Friday, October 14, 2011

LIC’s tobacco stain shows


The Life Insurance Corporation (LIC) invested more than Rs 3,600 crore last year in the tobacco industry, anti-tobacco activists and cancer specialists said today, describing the investments as ironical and unethical.

Figures obtained through the right to information route by a consortium of activists and doctors show that in 2010-11, LIC had invested in shares of ITC and VST Industries and in debentures of Dharampal Satyapal Ltd, which makes chewable tobacco products.

The LIC investment in ITC had a book value of more than Rs 3,561 crore, while its investment in VST Industries was about Rs 15 lakh, according to information released by the company. It also invested Rs 50 crore in Dharampal Satyapal.
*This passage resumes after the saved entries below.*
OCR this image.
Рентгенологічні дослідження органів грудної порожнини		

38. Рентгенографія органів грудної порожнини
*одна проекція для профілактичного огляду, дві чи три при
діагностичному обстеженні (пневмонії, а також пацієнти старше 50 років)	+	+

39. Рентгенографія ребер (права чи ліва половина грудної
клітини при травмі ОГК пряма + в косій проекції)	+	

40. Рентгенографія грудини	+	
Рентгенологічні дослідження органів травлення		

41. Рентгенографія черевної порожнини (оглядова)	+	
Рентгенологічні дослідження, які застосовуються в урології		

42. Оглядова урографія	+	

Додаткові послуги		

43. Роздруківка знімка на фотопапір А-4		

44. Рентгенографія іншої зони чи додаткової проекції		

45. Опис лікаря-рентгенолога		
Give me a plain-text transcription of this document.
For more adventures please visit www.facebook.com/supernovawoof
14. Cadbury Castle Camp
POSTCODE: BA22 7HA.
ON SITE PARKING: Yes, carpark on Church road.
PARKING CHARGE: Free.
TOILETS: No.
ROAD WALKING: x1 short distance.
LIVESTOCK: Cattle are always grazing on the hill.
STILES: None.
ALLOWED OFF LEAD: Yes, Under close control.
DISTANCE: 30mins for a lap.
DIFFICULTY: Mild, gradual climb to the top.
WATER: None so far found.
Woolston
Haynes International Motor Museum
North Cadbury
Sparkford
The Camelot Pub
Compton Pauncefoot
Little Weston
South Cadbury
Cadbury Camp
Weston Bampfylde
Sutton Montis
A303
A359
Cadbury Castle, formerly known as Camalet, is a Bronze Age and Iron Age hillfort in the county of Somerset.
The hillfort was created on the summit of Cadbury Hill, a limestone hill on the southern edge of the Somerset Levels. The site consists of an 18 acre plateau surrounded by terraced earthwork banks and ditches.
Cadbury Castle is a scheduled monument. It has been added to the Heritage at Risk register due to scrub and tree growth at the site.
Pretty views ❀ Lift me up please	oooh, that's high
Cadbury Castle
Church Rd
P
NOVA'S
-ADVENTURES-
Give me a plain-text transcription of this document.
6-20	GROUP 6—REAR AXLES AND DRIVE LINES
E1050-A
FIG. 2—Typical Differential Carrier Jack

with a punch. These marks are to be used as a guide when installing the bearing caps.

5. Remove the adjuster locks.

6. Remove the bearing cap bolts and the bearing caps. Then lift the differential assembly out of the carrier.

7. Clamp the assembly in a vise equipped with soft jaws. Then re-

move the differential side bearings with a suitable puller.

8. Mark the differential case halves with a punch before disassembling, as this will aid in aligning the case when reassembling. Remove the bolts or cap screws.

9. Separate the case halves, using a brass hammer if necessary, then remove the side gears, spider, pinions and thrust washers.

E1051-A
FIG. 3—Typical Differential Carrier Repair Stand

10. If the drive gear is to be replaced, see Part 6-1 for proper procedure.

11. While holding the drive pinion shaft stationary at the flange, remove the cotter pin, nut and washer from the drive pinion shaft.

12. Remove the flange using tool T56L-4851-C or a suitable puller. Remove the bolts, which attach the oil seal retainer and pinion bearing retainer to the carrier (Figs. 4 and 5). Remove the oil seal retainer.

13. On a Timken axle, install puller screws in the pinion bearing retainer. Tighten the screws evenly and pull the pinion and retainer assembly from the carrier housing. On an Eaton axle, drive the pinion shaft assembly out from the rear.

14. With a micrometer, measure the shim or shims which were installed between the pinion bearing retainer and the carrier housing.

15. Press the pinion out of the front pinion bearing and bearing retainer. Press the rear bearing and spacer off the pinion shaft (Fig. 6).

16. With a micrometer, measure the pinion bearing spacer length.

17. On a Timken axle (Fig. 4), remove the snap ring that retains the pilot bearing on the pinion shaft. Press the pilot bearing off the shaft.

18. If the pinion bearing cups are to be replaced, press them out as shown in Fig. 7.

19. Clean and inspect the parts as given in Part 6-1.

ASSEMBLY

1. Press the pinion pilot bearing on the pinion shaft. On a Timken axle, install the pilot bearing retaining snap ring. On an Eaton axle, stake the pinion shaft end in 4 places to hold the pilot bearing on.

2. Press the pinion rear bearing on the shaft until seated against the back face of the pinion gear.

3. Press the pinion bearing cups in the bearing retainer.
“It’s ironic that LIC is investing in an industry that contributes to ill-health and death, and an industry that some arms of the government are trying to discourage,” said Pankaj Chaturvedi, associate professor at the Tata Memorial Hospital, Mumbai.

“The public should know where LIC is investing its funds,” Chaturvedi told The Telegraph. “The government has enforced the ban on public smoking and it has also outlined steps to phase out tobacco cultivation in the coming years.”

The RTI application had been filed by a consortium called Voice of Tobacco Victims, mainly representing patients with cancer. LIC officials were not immediately available to explain its policy of investing in the tobacco industry.

The number of shares held by LIC in ITC jumped from about 522,089,903 on March 31, 2010, to 995,891,658 on March 31, 2011, according to the company’s response to the RTI query.

Tata Memorial doctors said the RTI response from LIC suggested it was not charging extra premium on all tobacco users. “It is ridiculous.… LIC invests in tobacco, it doesn’t charge higher premium from addicts, but they may reject the claims of addicts,” Surendra Shastri, head of preventive oncology at Tata Memorial, said in a statement.

In response to the RTI query on LIC’s policy on insurance for tobacco users, the company said the risk assessment for consumption of tobacco would take into consideration multiple health factors ranging from quantity and type of tobacco to health conditions of the applicant.

“The adverse health effects of tobacco consumption is dependent on (the) quantity of consumption, type of tobacco consumed, duration of consumption and any other associated health condition of the insurance applicant,” LIC said. “Depending on these factors, while large numbers of customers are accepted without any extra premium, some of the applicants may be charged higher premium.”

Public health specialists campaigning against tobacco said the investment was unethical because it was against the principle that governments should not invest in tobacco, enshrined in an international convention to which India is a signatory.

“On the one hand, India incurs a cost of nearly Rs 10,000 crore each year from tobacco-related health expenses, on the other, LIC invests Rs 3,600 crore in tobacco,” Prakash Gupta, director of the Sekhsaria Institute of Public Health, Mumbai, said in a statement.